Hükmün, davalı Kurum avukatı tarafından temyiz edilmesi üzerine, temyiz isteğinin süresinde olduğu anlaşıldıktan ve Tetkik Hakimi tarafından düzenlenen raporla dosyadaki kağıtlar okunduktan sonra işin gereği düşünüldü ve aşağıdaki karar tespit edildi.
Eldeki davada uyuşmazlığın çözümü için öncelikle, yargılama hukuku açısından “dava şartı” ile “kesin hüküm” kurum ve kavramlarının temel hukuki esasları üzerinde durulmasında yarar vardır.
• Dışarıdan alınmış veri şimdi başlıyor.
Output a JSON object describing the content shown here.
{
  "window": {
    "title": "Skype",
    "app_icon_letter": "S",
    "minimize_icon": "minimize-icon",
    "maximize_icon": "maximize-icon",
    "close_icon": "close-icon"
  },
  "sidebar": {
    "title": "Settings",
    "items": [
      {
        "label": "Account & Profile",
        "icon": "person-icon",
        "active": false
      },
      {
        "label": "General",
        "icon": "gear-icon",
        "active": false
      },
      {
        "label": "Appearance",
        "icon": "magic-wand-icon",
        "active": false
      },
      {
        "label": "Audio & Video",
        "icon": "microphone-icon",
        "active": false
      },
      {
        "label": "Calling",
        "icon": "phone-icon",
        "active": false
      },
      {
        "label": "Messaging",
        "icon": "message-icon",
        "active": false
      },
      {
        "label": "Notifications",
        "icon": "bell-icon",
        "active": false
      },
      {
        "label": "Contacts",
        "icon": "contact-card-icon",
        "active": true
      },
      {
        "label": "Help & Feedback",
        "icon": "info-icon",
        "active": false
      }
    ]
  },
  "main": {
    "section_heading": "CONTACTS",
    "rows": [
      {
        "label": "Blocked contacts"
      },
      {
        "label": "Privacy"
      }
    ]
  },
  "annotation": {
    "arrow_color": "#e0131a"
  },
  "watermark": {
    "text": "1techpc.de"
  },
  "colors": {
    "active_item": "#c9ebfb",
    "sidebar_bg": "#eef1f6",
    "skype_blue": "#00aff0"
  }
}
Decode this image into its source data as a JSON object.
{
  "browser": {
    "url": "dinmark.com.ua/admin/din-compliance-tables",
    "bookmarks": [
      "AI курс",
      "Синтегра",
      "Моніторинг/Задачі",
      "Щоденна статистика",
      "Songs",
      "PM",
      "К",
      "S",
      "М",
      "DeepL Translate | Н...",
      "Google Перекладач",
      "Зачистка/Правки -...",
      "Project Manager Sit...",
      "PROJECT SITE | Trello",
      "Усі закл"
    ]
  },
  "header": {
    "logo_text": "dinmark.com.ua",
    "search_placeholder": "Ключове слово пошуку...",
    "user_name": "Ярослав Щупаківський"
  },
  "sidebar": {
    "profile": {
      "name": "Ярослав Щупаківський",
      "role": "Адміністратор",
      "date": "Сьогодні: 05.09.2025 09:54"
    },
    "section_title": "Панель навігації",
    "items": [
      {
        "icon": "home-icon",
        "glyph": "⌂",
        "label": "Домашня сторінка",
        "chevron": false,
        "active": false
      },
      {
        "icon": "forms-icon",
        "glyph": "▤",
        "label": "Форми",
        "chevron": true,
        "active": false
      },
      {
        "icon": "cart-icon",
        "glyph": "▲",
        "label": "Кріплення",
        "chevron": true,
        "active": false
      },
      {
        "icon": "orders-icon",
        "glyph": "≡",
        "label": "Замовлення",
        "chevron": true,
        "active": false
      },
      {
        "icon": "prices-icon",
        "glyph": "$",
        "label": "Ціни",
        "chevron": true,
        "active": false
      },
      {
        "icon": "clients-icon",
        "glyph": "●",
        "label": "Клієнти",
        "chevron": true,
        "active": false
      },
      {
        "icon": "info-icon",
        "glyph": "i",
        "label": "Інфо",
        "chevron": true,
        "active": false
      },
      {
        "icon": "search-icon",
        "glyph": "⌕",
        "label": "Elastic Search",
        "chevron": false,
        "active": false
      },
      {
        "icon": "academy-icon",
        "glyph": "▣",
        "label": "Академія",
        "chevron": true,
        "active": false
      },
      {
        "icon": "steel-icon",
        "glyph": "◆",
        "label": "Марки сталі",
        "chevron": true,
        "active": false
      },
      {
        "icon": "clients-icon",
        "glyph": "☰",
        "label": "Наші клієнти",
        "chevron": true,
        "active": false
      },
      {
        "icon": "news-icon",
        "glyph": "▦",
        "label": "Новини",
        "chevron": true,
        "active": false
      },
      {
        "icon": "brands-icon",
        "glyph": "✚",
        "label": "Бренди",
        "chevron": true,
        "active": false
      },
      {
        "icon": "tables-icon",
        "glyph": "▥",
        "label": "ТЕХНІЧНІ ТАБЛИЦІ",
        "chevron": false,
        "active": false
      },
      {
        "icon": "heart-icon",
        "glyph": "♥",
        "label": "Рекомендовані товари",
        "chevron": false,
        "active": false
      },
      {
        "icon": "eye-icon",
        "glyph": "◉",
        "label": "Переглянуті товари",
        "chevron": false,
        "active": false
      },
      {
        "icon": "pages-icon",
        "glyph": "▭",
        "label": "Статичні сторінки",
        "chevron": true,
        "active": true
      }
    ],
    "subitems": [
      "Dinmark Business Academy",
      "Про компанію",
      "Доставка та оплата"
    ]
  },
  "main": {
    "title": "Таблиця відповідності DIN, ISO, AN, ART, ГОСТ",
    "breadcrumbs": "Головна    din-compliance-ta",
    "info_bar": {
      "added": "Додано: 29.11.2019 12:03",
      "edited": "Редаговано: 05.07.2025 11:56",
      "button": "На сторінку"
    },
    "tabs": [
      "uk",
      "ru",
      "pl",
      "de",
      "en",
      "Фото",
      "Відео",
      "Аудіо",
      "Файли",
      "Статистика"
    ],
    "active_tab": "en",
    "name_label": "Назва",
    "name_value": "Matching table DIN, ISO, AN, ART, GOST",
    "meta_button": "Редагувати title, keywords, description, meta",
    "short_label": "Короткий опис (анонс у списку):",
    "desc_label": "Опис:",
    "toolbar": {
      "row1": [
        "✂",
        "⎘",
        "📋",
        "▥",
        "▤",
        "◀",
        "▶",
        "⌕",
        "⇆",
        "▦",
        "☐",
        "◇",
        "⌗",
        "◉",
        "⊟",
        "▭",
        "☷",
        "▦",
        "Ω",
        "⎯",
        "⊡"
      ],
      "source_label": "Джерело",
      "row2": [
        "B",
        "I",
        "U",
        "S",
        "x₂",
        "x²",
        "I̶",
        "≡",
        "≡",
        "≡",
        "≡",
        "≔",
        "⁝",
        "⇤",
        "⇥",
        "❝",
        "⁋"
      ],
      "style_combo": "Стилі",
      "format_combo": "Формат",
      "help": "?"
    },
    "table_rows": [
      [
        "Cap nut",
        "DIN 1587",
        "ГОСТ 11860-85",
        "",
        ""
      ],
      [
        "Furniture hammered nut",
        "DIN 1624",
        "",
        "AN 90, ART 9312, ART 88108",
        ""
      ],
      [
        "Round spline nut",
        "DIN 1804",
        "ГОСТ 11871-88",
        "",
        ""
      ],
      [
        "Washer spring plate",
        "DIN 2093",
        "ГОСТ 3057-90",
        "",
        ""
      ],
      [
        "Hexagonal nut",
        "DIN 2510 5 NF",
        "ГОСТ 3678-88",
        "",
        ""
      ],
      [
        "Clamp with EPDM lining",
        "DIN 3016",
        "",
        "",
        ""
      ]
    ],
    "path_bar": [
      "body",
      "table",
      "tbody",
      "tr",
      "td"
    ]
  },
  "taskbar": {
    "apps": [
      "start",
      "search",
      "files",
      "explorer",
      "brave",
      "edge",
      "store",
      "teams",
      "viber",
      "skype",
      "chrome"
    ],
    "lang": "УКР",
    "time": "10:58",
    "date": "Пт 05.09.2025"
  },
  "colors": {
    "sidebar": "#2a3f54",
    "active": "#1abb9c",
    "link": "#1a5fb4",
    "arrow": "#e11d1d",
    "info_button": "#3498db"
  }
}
Ayrıntıları Yargıtay Hukuk Genel Kurulunun 2003/21-30/57 ve 2012/21-176/382 sayılı kararlarında açıkça belirtildiği üzere; dava şartları, mahkemenin davanın esası hakkında yargılamada bulunabilmesi için gerekli olan şartlardır. Başka bir anlatımla; dava şartları, dava açılabilmesi için değil mahkemenin davanın esasına girebilmesi için aranan kamu düzeni ile ilgili zorunlu koşullardır.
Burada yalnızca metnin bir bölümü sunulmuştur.